I don't like being a working parent. Monday through Wendesday we just try to get by. Thursday I work a half day, then Thursday afternoon and Friday I bust my butt running errands, doing laundry, washing dishes... There just aren't enough hours in the day. We're all cranky and exhausted and snapping at each other.
I don't like being in my home. The kitchen is always a disaster, there's laundry everywhere, and the toys are never picked up. I'm always either frantically rushing around trying to restore order, yelling at the kids for interrupting me while I'm cleaning, or sitting on the couch so paralyzed by the mess I don't even know where to start. And you know what the worst part is? I can't even calm my own baby. I realized for the past two weeks I've been trying to soothe him the way he used to like and it hasn't worked at all. I don't know if he doesn't like it because I'm not here to do it anymore or not, but it doesn't matter. What does matter is if I was here I'd know what the NEW way is.
I don't enjoy any of the things I used to. Laundry is one of my favorite things, but now it feels like a huge burden. I actually like loading and unloading the dishwasher (I know), but I don't anymore. I couldn't care less about my favorite TV shows coming back for the fall. I can't get into books. Even reading blogs feels like a joyless time suck.
What also pisses me off is people are going to read this and say 'postpartum depression' and that makes me want to SCREAM. I have no idea what role hormones play in this but I'm pretty certain if I quit my job it would go away. I was really, really happy on maternity leave, sleepless nights and all. Now I feel completely overwhelmed.

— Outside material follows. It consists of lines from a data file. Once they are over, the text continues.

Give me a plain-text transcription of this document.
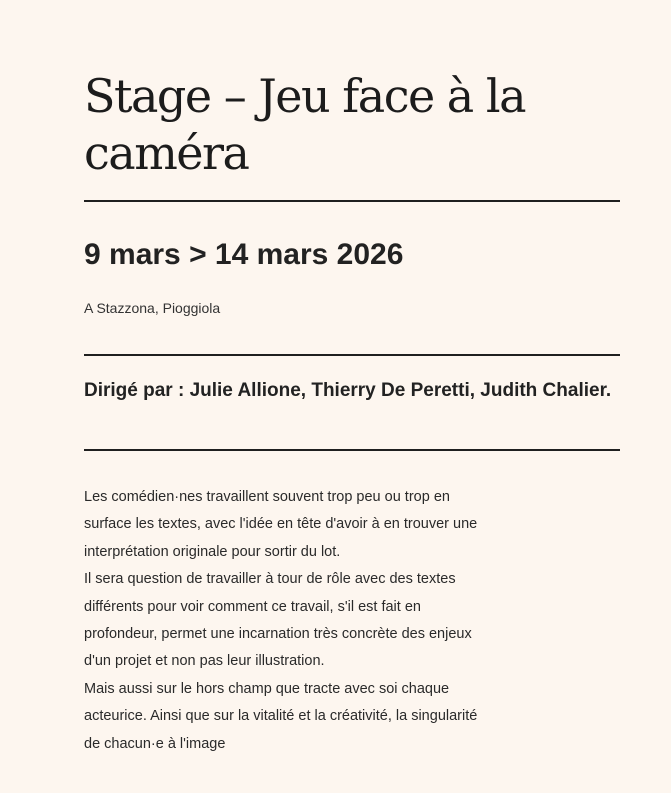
Stage – Jeu face à la caméra
9 mars > 14 mars 2026

A Stazzona, Pioggiola

Dirigé par : Julie Allione, Thierry De Peretti, Judith Chalier.

Les comédien·nes travaillent souvent trop peu ou trop en
surface les textes, avec l'idée en tête d'avoir à en trouver une
interprétation originale pour sortir du lot.
Il sera question de travailler à tour de rôle avec des textes
différents pour voir comment ce travail, s'il est fait en
profondeur, permet une incarnation très concrète des enjeux
d'un projet et non pas leur illustration.
Mais aussi sur le hors champ que tracte avec soi chaque
acteurice. Ainsi que sur la vitalité et la créativité, la singularité
de chacun·e à l'image
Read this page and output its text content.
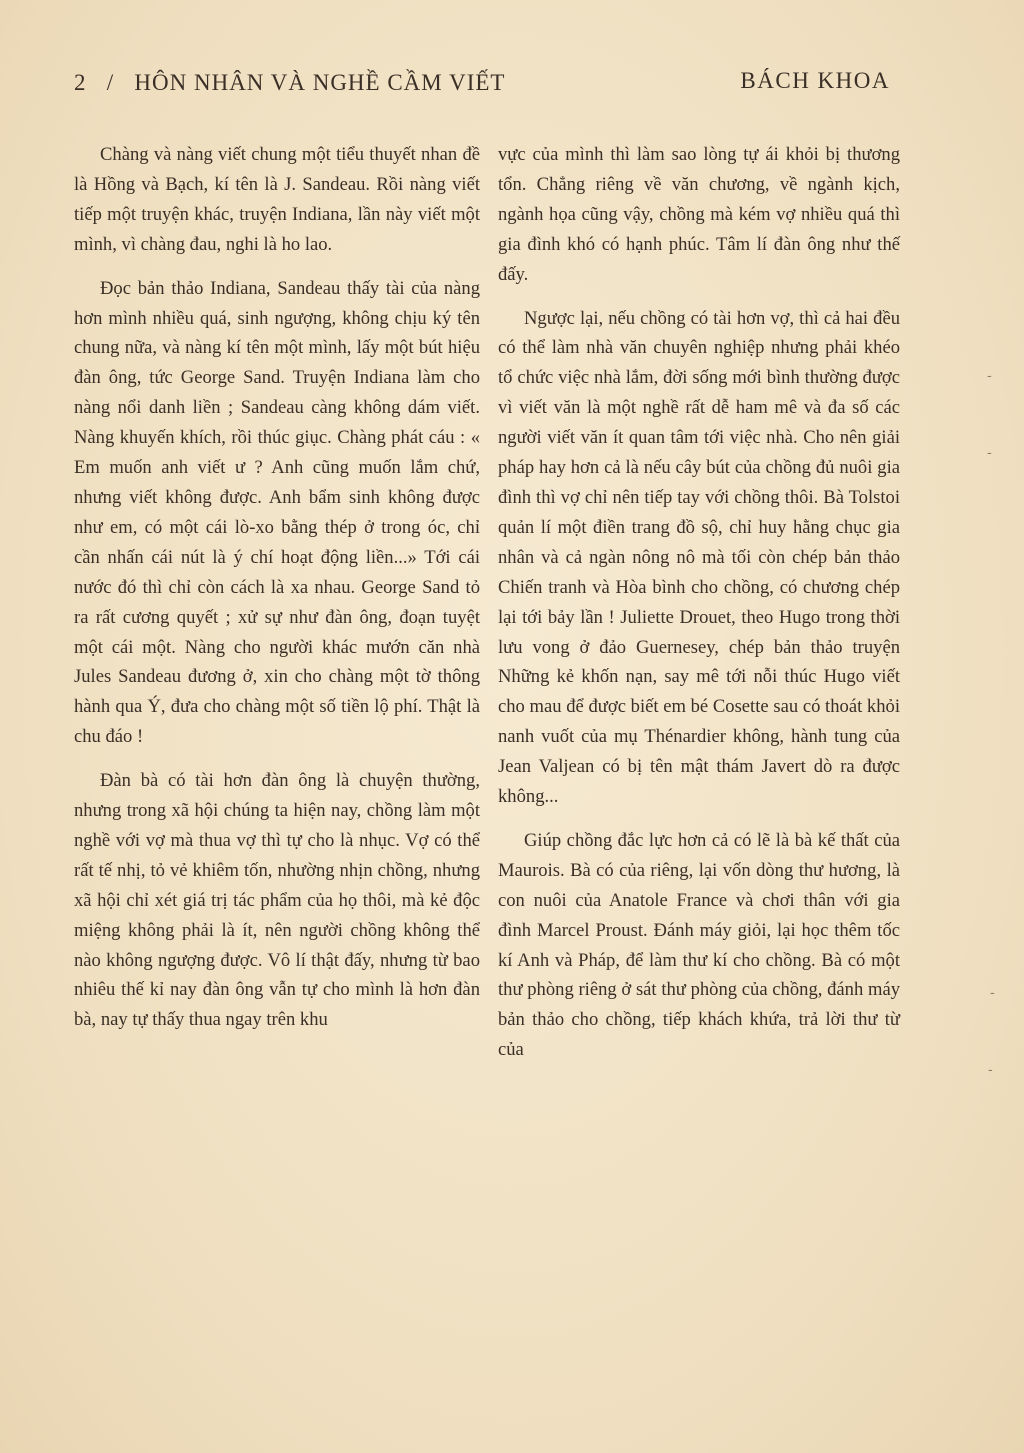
2 / HÔN NHÂN VÀ NGHỀ CẦM VIẾT	BÁCH KHOA

Chàng và nàng viết chung một tiểu thuyết nhan đề là Hồng và Bạch, kí tên là J. Sandeau. Rồi nàng viết tiếp một truyện khác, truyện Indiana, lần này viết một mình, vì chàng đau, nghi là ho lao.

Đọc bản thảo Indiana, Sandeau thấy tài của nàng hơn mình nhiều quá, sinh ngượng, không chịu ký tên chung nữa, và nàng kí tên một mình, lấy một bút hiệu đàn ông, tức George Sand. Truyện Indiana làm cho nàng nổi danh liền ; Sandeau càng không dám viết. Nàng khuyến khích, rồi thúc giục. Chàng phát cáu : « Em muốn anh viết ư ? Anh cũng muốn lắm chứ, nhưng viết không được. Anh bẩm sinh không được như em, có một cái lò-xo bằng thép ở trong óc, chỉ cần nhấn cái nút là ý chí hoạt động liền...» Tới cái nước đó thì chỉ còn cách là xa nhau. George Sand tỏ ra rất cương quyết ; xử sự như đàn ông, đoạn tuyệt một cái một. Nàng cho người khác mướn căn nhà Jules Sandeau đương ở, xin cho chàng một tờ thông hành qua Ý, đưa cho chàng một số tiền lộ phí. Thật là chu đáo !

Đàn bà có tài hơn đàn ông là chuyện thường, nhưng trong xã hội chúng ta hiện nay, chồng làm một nghề với vợ mà thua vợ thì tự cho là nhục. Vợ có thể rất tế nhị, tỏ vẻ khiêm tốn, nhường nhịn chồng, nhưng xã hội chỉ xét giá trị tác phẩm của họ thôi, mà kẻ độc miệng không phải là ít, nên người chồng không thể nào không ngượng được. Vô lí thật đấy, nhưng từ bao nhiêu thế kỉ nay đàn ông vẫn tự cho mình là hơn đàn bà, nay tự thấy thua ngay trên khu

vực của mình thì làm sao lòng tự ái khỏi bị thương tổn. Chẳng riêng về văn chương, về ngành kịch, ngành họa cũng vậy, chồng mà kém vợ nhiều quá thì gia đình khó có hạnh phúc. Tâm lí đàn ông như thế đấy.

Ngược lại, nếu chồng có tài hơn vợ, thì cả hai đều có thể làm nhà văn chuyên nghiệp nhưng phải khéo tổ chức việc nhà lắm, đời sống mới bình thường được vì viết văn là một nghề rất dễ ham mê và đa số các người viết văn ít quan tâm tới việc nhà. Cho nên giải pháp hay hơn cả là nếu cây bút của chồng đủ nuôi gia đình thì vợ chỉ nên tiếp tay với chồng thôi. Bà Tolstoi quản lí một điền trang đồ sộ, chỉ huy hằng chục gia nhân và cả ngàn nông nô mà tối còn chép bản thảo Chiến tranh và Hòa bình cho chồng, có chương chép lại tới bảy lần ! Juliette Drouet, theo Hugo trong thời lưu vong ở đảo Guernesey, chép bản thảo truyện Những kẻ khốn nạn, say mê tới nỗi thúc Hugo viết cho mau để được biết em bé Cosette sau có thoát khỏi nanh vuốt của mụ Thénardier không, hành tung của Jean Valjean có bị tên mật thám Javert dò ra được không...

Giúp chồng đắc lực hơn cả có lẽ là bà kế thất của Maurois. Bà có của riêng, lại vốn dòng thư hương, là con nuôi của Anatole France và chơi thân với gia đình Marcel Proust. Đánh máy giỏi, lại học thêm tốc kí Anh và Pháp, để làm thư kí cho chồng. Bà có một thư phòng riêng ở sát thư phòng của chồng, đánh máy bản thảo cho chồng, tiếp khách khứa, trả lời thư từ của

-
-
-
-
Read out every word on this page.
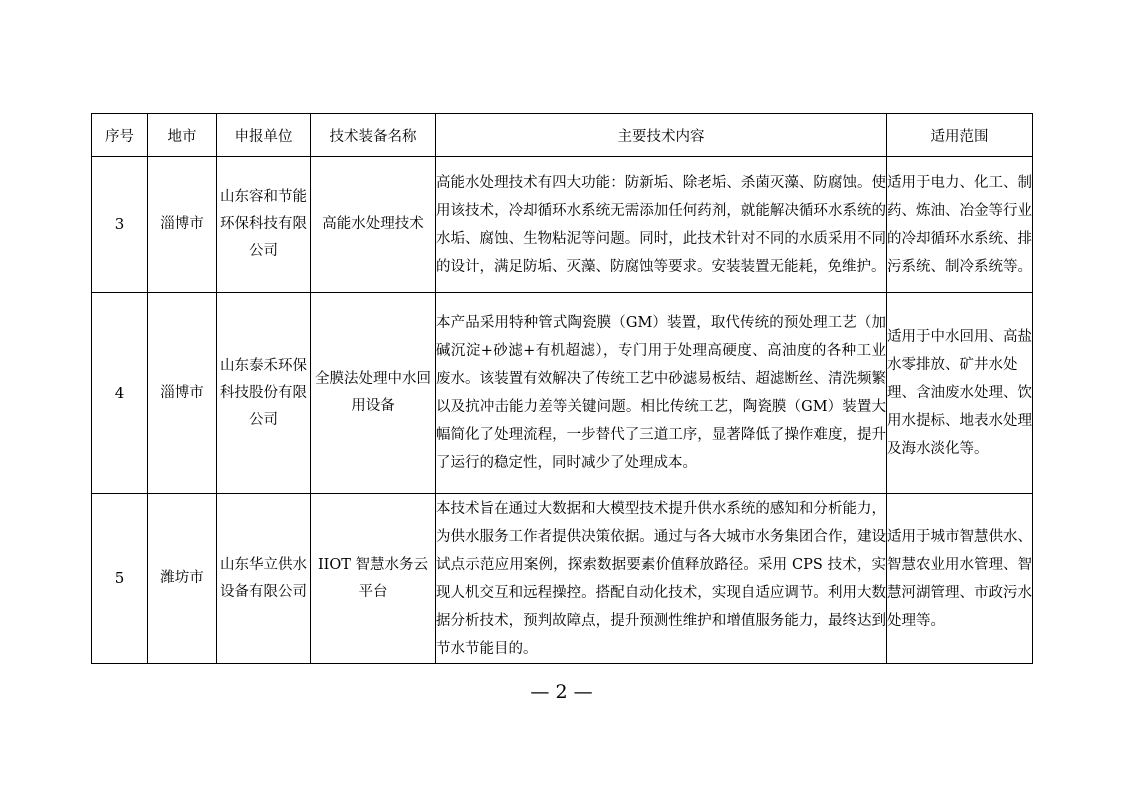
序号	地市	申报单位	技术装备名称	主要技术内容	适用范围
3	淄博市	山东容和节能环保科技有限公司	高能水处理技术	高能水处理技术有四大功能：防新垢、除老垢、杀菌灭藻、防腐蚀。使用该技术，冷却循环水系统无需添加任何药剂，就能解决循环水系统的水垢、腐蚀、生物粘泥等问题。同时，此技术针对不同的水质采用不同的设计，满足防垢、灭藻、防腐蚀等要求。安装装置无能耗，免维护。	适用于电力、化工、制药、炼油、冶金等行业的冷却循环水系统、排污系统、制冷系统等。
4	淄博市	山东泰禾环保科技股份有限公司	全膜法处理中水回用设备	本产品采用特种管式陶瓷膜（GM）装置，取代传统的预处理工艺（加碱沉淀+砂滤+有机超滤），专门用于处理高硬度、高油度的各种工业废水。该装置有效解决了传统工艺中砂滤易板结、超滤断丝、清洗频繁以及抗冲击能力差等关键问题。相比传统工艺，陶瓷膜（GM）装置大幅简化了处理流程，一步替代了三道工序，显著降低了操作难度，提升了运行的稳定性，同时减少了处理成本。	适用于中水回用、高盐水零排放、矿井水处理、含油废水处理、饮用水提标、地表水处理及海水淡化等。
5	潍坊市	山东华立供水设备有限公司	IIOT 智慧水务云平台	本技术旨在通过大数据和大模型技术提升供水系统的感知和分析能力，为供水服务工作者提供决策依据。通过与各大城市水务集团合作，建设试点示范应用案例，探索数据要素价值释放路径。采用 CPS 技术，实现人机交互和远程操控。搭配自动化技术，实现自适应调节。利用大数据分析技术，预判故障点，提升预测性维护和增值服务能力，最终达到节水节能目的。	适用于城市智慧供水、智慧农业用水管理、智慧河湖管理、市政污水处理等。
— 2 —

BUT, quitting my job scares the hell out of me, especially because I LIKE my job. I'm not miserable when I'm at work. I just don't have enough time for both work and home stuff and if I have to choose, I choose staying home over, for example, continuing to work and hiring a cleaning service. But what if I'd just have to get through an awful...what? Six months? Year? then everything would start working again? What if I give up a job I like when I don't really have to? I do WANT to, though. I'm just scared about the future. I can't think of anything scarier than going back to work after staying home for a few years. Right now I just feel stuck.